Analytical methods that do not routinely analyze the full breadth of protein species (i.e. proteoforms), beyond identifying canonical amino acid sequences, are unable to analyse the full of proteome. Integrative top-down proteomics using two-dimensional gel electrophoresis (2DE) coupled to liquid chromatography, and tandem mass spectrometry (LC-MS/MS), is currently the only technique that fully addresses the depth needed for effective and routine assessments of the whole proteome. This is due to its well-established capacity to resolve and identify thousands of intact proteoforms. However, a key element in any proteomic workflow is the reduction and alkylation of disulfide bridges. If not completely reduced and alkylated, disulfide bridges can reform, both intra- or intermolecularly creating ‘scrambled bridges’ that can result in additional, non-native species. Thus, an appropriate concentration and combination of effective reducing agent(s) is essential.

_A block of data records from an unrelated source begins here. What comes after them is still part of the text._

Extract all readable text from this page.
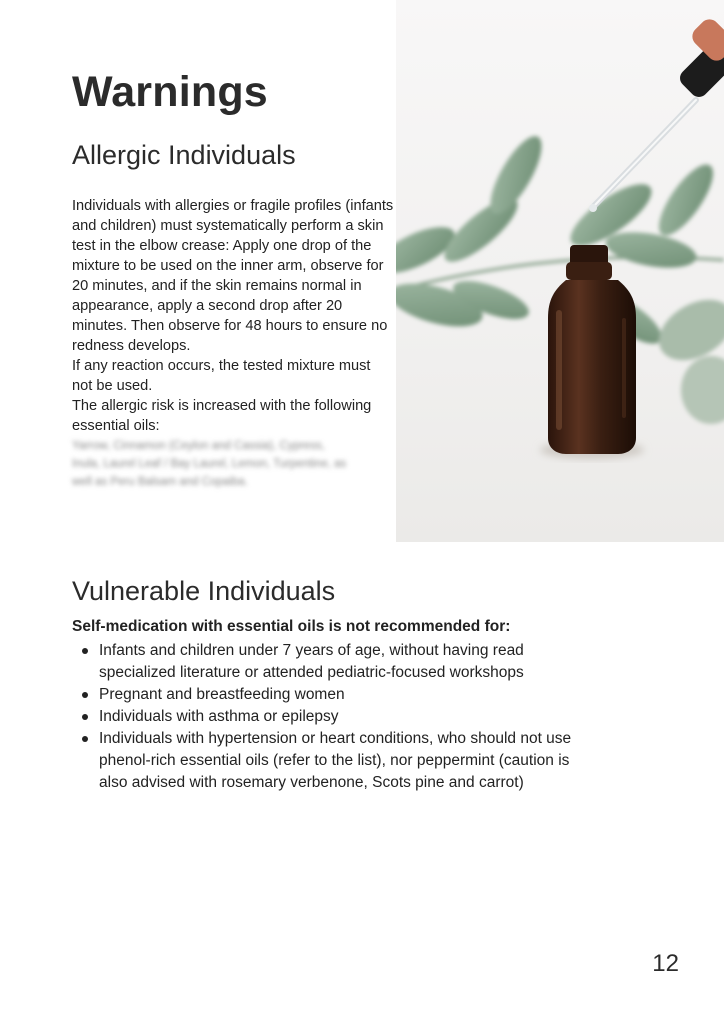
Warnings
Allergic Individuals

Individuals with allergies or fragile profiles (infants and children) must systematically perform a skin test in the elbow crease: Apply one drop of the mixture to be used on the inner arm, observe for 20 minutes, and if the skin remains normal in appearance, apply a second drop after 20 minutes. Then observe for 48 hours to ensure no redness develops.

If any reaction occurs, the tested mixture must not be used.

The allergic risk is increased with the following essential oils:

Yarrow, Cinnamon (Ceylon and Cassia), Cypress, Inula, Laurel Leaf / Bay Laurel, Lemon, Turpentine, as well as Peru Balsam and Copaiba.
Vulnerable Individuals

Self-medication with essential oils is not recommended for:

Infants and children under 7 years of age, without having read specialized literature or attended pediatric-focused workshops
Pregnant and breastfeeding women
Individuals with asthma or epilepsy
Individuals with hypertension or heart conditions, who should not use phenol-rich essential oils (refer to the list), nor peppermint (caution is also advised with rosemary verbenone, Scots pine and carrot)
12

In this study, we improved detection of proteoforms by 2DE by optimizing the concentration and combination of reducing agents. To establish a protocol that would be broadly applicable, we tested both mammalian and plant extracts for improved proteoform detection. To determine the treatment yielding optimal resolution, samples were treated with various combinations and concentrations of excess free thiols (dithiothreitol, DTT), trivalent phosphorus reagents (tributylphosphine, TBP) and organic disulfides (hydroxyethyl disulfide, HED).
We were able to determine that reducing proteome extracts with 100 mM DTT + 5 mM TBP yielded increased spot counts, greater total signal, and better spot circularity. Next steps will include comparisons of mass spectrometric data using different reducing agent combinations to demonstrate the efficacy of this technique in identifying proteoforms. These data will then indicate that optimizing the concentration and combination of reducing reagents significantly improves integrative 2DE-based proteome analyses by enabling the routine focus on proteoforms rather than only canonical amino acid sequences.